Relative permeability can be measured by three different methods: steady-state, unsteady-state, and centrifuge. The centrifuge method is very attractive because it is relatively fast and data for low wetting-phase saturation can be attained. It is, however, limited to the determination of only the wetting-phase relative permeability, especially at high mobility ratios.
A standard centrifuge experimental data set consists of wetting-phase production measurements at single or multiple angular velocities. At a constant angular velocity, the wetting phase is produced until equilibrium is reached between the capillary pressure and centrifugal force. Wetting-phase production ceases at equilibrium. Relative permeability information is derived from the nonequilibrium data (i.e., during production of the wetting phase). The capillary pressure curve is constructed from the equilibrium data acquired at multiple centrifuge speeds.1,2 Hassler and Brunner3 documented the use of the centrifuge to measure capillary pressure. The capillary pressure curve was determined based on an average wetting-phase saturation within the core at multiple centrifuge speeds. Ayappa et al.4 have provided procedures for calculating the local saturation from the average saturation.
Hagoort5 introduced an analytic method to estimate the oilphase relative permeability in a gas/oil system from centrifuge data. Oil production measurements were used to construct the oil relative permeability curve. Two key assumptions in this development were that: (a) capillary pressure was neglected and (b) mobility of the gas (nonwetting) phase was considered infinite compared to that of the oil (wetting) phase. A numerical model was also developed that considered capillary pressure in an approximate manner (i.e., through the Leverett function).
Numerical methods have been developed to estimate relative permeabilities from centrifuge experiments.6-11 O'Meara and Crump7 developed a semi-implicit method for estimating wettingphase relative permeability and capillary pressure simultaneously from a single experiment in a gas/oil system. Estimation of the oil (wetting-phase) relative permeability and capillary pressure was achieved by history matching the production data. The wetting phase relative permeability was represented by Corey functions. Nordtvedt et al.10 used production data to estimate wetting- and nonwetting-phase relative permeabilities in addition to capillary pressure. The relative permeabilities were represented by B-splines. The significant difference between the two studies is that Nordtvedt et al. estimated both wetting- and nonwetting-phase relative permeabilities. These were evaluated at low (~1) and high (~50) mobility ratios by studying oil/water and gas/oil systems. The mobility ratio, M, is defined for a drainage process as the ratio of the endpoint mobility of the invading (nonwetting) to the endpoint mobility of the displacing (wetting) phase, or
Firoozabadi and Aziz8 proved that history matching production data would not yield a unique set of relative permeabilities. They estimated nonwetting- (gas) and wetting- (oil) phase relative permeabilities by matching production data. They concluded that good matches of production data could be obtained with two different sets of relative permeability relationships. Capillary pressure was included in their model.
Chardaire-Riviere9 et al. attempted to use local saturation measurements to estimate both wetting- and nowetting-phase relative permeabilities in addition to capillary pressure. The local saturation measurements were determined with ultrasonic transducers placed at three locations along the core. Thus, gas was avoided in the system; oil and water were used, and mobility ratios were close to unity. Measurements were made during dynamic operation of the centrifuge. They claimed improved estimation of both capillary pressure and relative permeability by using local saturation as opposed to only production data.

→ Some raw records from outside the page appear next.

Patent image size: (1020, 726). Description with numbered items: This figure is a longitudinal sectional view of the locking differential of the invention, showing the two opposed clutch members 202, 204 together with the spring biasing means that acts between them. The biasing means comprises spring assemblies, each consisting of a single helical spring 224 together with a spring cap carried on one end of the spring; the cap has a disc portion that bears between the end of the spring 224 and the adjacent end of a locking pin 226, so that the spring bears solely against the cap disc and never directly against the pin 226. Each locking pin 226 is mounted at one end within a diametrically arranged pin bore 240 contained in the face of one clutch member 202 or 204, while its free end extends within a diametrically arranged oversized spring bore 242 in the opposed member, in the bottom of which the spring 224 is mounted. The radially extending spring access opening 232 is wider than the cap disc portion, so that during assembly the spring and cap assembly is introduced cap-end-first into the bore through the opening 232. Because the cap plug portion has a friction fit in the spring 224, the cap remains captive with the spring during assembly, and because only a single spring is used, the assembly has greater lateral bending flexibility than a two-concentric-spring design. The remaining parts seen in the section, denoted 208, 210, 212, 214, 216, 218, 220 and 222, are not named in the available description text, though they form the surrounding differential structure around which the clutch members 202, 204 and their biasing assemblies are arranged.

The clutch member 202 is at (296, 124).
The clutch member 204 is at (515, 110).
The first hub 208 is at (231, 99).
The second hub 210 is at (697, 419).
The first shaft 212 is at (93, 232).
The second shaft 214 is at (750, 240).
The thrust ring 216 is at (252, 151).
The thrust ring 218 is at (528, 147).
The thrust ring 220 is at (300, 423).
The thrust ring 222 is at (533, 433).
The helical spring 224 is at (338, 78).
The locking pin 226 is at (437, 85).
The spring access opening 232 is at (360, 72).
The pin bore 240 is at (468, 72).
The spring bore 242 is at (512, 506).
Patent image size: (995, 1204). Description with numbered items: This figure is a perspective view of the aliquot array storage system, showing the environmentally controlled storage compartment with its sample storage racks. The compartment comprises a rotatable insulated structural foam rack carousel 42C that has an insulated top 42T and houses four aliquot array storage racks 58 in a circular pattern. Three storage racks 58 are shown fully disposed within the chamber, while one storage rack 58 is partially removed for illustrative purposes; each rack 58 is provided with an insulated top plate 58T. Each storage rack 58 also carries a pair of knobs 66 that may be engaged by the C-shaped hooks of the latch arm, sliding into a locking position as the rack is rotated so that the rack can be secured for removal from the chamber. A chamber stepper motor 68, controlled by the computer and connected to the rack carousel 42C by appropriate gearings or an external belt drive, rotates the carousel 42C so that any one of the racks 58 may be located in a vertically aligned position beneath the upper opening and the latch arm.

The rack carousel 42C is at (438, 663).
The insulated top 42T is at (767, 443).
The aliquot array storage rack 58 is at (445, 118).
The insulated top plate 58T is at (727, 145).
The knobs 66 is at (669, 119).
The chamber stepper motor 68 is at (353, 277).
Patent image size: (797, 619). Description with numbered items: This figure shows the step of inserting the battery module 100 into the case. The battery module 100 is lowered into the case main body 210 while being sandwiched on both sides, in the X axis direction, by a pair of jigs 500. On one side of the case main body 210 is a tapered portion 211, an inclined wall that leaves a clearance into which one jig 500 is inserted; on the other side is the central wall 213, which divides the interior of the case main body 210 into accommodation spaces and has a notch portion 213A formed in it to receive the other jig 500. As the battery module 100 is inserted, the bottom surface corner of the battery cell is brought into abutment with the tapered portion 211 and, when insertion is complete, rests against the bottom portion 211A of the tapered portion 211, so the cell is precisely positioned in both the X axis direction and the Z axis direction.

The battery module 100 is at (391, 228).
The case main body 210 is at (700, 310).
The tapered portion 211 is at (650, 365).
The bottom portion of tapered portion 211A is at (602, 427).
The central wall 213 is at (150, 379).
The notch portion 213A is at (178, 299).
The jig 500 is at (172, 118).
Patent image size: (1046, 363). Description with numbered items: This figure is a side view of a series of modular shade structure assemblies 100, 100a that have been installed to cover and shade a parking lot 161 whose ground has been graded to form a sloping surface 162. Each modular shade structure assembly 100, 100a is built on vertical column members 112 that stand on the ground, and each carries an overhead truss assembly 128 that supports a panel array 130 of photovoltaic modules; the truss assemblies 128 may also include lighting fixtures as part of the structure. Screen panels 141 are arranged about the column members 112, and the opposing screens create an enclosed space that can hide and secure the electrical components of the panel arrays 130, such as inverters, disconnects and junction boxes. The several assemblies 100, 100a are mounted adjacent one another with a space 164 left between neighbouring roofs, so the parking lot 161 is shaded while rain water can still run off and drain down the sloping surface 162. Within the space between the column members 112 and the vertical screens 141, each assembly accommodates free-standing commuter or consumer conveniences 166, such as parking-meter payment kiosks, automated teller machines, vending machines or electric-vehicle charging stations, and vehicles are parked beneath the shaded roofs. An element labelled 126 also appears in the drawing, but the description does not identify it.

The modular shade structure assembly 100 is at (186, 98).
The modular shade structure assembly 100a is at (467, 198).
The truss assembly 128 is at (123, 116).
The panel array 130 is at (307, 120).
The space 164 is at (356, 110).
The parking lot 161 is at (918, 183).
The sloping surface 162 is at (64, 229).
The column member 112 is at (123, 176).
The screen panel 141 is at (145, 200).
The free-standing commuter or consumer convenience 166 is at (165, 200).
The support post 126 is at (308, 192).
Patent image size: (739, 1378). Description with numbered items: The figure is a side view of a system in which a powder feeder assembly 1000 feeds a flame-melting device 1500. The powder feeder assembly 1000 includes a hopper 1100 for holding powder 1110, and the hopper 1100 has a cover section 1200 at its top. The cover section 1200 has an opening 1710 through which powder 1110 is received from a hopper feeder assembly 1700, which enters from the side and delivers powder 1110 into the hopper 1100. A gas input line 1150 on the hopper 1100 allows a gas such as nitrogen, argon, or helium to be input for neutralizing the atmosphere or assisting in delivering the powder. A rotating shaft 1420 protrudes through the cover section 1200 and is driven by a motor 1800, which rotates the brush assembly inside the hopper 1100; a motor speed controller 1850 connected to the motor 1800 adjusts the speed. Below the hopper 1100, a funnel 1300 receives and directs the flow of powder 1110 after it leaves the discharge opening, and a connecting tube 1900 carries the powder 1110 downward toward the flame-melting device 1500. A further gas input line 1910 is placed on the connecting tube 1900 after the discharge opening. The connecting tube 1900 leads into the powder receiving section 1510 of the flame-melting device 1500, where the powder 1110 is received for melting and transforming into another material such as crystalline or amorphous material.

Estimation of relative permeabilities through least-squares regression has been addressed by several authors.7-14 This is an inverse problem where the objective is to minimize the sum of the least square difference between measured data and simulated data from a mathematical model. For the case of relative permeability estimation, the minimization is accomplished by adjusting the parameters in the relative permeability models. With the exception of Chardaire-Riviere et al., only production data has been considered in the regression procedure.
The goal of this work is to determine under what conditions local saturation measurements improve the estimation of wetting- and nonwetting-phase relative permeabilities. This will be investigated at different mobility ratios for gas/oil, oil/water, and gas/ condensate systems. Only single-speed displacements are considered here because the relative permeability can be Bond number dependent, in principle.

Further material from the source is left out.